La troisième partie de l’ouvrage se questionne sur l’engagement des femmes tout au long du siècle dernier : où, comment et sur quoi porte-t-il? L’importance accordée à cet aspect se justifie par les définitions de l’« intellectuel » en tant que figure engagée dans la sphère publique que convoquent plusieurs auteurs et auteures. Le cas spécifique de l’apport des magistrates au débat sur la justice française (Anne Boigeol) et celui de l’instauration d’un comité de recherche au sein de l’Association pour la taxation des transactions financières et pour l’aide aux citoyens (Claude Piganiol-Jacquet) constituent des exemples atypiques de la forme que peut prendre cet engagement, mais ces articles se présentent sous la forme d’un inventaire qui ne parvient pas à susciter l’intérêt. Par ailleurs, trois textes portent sur la question du féminisme en France. Françoise Blum examine les actions des membres du comité de la rue Fondary qui conjuguent féminisme et pacifisme dans leurs revendications au cours de la Première Guerre mondiale. En revenant sur l’influence de Simone de Beauvoir, l’impact du Women’s Lib américain sur le mouvement de libération des femmes (MLF), la réception des travaux d’Hélène Cixous, Luce Irigaray et Julia Kristeva, ainsi que sur la réticence française aux gender studies, Ingrid Galster rend compte des rapports, parfois complexes, entre les féministes françaises et américaines. Le bilan de la situation du féminisme au début du xxie siècle, effectué par Michèle Le Doeuff, permet de poser le constat qu’il est désormais nécessaire de sortir des lieux de sociabilité habituels du milieu intellectuel (publications spécialisées, colloques et séminaires) et d’investir les médias de masse pour pouvoir apporter le débat sur la place publique. Pour clore l’ouvrage, l’article de Françoise Thébaud propose, plus largement, un état de la recherche sur l’histoire des femmes en France et réfléchit sur la place des spécialistes de ce domaine dans les institutions. Cette dernière partie du collectif, si elle a le mérite de mettre en lumière les actions militantes de femmes ayant souvent été oubliées par l’historiographie, paraît moins pertinente en raison de son aspect disparate, dû à l’absence de fil conducteur entre les textes sur des groupes engagés, entrecoupés d’écrits sur le féminisme et l’histoire des femmes.

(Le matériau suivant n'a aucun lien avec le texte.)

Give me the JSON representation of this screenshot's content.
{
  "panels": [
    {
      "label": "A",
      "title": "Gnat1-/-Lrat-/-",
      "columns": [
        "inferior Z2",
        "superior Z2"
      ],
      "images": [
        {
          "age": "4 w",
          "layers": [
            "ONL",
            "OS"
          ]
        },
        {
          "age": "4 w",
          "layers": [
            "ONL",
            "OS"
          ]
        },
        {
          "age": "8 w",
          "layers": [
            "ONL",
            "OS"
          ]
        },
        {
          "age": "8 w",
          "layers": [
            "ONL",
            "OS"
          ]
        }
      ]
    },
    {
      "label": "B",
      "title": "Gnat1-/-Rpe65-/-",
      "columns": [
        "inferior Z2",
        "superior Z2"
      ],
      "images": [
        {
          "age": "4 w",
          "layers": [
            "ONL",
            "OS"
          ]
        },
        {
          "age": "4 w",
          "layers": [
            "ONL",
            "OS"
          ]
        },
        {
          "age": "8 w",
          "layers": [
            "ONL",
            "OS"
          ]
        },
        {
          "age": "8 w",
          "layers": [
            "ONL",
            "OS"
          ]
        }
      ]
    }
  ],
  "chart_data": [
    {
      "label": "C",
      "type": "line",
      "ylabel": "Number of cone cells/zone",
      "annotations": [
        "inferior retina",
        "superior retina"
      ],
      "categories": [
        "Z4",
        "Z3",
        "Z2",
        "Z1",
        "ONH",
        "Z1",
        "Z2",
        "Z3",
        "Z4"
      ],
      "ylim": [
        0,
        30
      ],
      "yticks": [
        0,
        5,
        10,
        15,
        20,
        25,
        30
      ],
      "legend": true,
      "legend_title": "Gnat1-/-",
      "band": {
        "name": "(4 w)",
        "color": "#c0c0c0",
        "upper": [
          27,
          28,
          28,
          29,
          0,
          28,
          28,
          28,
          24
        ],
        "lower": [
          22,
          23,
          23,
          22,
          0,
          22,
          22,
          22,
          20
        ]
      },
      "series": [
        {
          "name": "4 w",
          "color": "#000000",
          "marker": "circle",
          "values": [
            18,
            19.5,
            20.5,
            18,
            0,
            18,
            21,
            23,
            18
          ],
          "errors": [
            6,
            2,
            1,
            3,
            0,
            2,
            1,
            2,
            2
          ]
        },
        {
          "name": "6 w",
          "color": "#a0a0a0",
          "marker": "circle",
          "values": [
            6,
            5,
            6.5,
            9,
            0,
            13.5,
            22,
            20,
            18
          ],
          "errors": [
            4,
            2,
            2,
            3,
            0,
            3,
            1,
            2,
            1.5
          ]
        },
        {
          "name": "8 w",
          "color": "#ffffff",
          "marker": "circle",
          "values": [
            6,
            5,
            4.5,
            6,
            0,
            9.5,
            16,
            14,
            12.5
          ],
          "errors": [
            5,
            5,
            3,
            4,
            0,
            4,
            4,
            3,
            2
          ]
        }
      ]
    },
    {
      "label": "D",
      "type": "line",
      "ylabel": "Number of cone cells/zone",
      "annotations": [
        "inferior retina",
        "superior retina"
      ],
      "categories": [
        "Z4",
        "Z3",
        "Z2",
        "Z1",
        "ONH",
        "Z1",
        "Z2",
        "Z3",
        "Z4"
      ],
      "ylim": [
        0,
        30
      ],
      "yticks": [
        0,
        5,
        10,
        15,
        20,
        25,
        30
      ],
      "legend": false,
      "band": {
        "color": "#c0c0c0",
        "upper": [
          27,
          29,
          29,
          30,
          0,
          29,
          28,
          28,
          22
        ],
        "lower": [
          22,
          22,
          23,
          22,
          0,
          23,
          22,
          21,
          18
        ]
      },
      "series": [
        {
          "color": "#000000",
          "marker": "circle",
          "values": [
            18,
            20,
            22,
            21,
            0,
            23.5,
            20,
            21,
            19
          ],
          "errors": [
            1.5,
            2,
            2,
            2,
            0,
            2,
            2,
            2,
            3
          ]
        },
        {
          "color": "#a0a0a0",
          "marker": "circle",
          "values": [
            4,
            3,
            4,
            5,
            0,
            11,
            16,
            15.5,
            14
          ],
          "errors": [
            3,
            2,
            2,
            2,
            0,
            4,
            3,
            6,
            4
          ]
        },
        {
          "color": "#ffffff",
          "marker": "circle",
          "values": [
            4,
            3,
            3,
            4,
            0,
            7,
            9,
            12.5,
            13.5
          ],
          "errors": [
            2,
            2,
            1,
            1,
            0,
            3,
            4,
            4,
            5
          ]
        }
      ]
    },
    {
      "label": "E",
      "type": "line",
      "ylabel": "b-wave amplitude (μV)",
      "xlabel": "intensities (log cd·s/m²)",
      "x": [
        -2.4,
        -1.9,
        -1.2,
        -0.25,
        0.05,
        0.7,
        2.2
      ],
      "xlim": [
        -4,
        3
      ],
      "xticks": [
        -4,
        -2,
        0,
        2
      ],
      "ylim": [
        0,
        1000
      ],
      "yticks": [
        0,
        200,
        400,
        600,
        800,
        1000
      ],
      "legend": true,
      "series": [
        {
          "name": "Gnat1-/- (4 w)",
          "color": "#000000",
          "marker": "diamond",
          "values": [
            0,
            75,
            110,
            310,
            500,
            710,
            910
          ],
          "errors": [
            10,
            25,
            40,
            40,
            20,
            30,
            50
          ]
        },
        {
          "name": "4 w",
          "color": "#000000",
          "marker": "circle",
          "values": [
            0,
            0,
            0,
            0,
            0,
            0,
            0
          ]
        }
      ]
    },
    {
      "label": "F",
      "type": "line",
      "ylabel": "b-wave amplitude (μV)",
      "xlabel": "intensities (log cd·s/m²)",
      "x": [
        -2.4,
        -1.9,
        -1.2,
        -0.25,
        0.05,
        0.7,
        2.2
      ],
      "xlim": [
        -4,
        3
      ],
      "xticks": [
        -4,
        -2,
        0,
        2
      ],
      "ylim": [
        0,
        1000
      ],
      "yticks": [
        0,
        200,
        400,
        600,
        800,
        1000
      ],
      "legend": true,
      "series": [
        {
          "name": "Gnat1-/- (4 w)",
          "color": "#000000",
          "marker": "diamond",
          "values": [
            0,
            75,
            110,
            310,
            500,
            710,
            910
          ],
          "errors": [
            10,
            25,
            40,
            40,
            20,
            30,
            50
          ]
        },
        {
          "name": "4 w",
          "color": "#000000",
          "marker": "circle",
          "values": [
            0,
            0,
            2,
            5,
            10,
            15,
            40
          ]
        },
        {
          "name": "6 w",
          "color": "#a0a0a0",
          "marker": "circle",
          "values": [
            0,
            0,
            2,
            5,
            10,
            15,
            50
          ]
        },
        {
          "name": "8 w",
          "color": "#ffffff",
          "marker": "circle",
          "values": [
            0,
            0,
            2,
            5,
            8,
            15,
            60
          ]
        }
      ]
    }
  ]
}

Plusieurs auteures et auteurs soulignent, à l’instar de nombreux critiques[1], le phénomène de marginalisation que les institutions universitaire, éditoriale, critique et médiatique font subir aux recherches intégrant la notion de genre sexuel à la discipline historique. L’entreprise lancée sous la direction de Racine et Trebitsch ne se situe pas pour autant du seul côté de la légitimation de ce champ de recherche ou des nombreuses figures d’intellectuelles qui parcourent ses pages. En effet, les textes mettent au jour les conditions de l’émergence des intellectuelles et le façonnement de leur identité. Ce collectif se distingue surtout par sa première partie, intéressante parce qu’elle revisite les lieux canoniques de l’historiographie française en faisant apparaître les configurations de l’espace que les intellectuelles ont occupé depuis le xvie siècle dans les milieux culturels, politiques et sociaux.

Faisant le vaste pari de constituer une histoire des intellectuelles de l’Ancien Régime à aujourd’hui, l’ouvrage passe sous silence l’oeuvre de plusieurs intellectuelles importantes pour se concentrer sur les moments clés de l’histoire de la femme docte et belle, telle qu’elle était appelée au xvie siècle, à l’intellectuelle du xxe siècle. On peut tout de même s’étonner du peu de place accordée aux intellectuelles des 50 dernières années – hormis les trois cas peu connus proposés dans la dernière partie –, alors que leur nombre s’est considérablement accru depuis les années 60.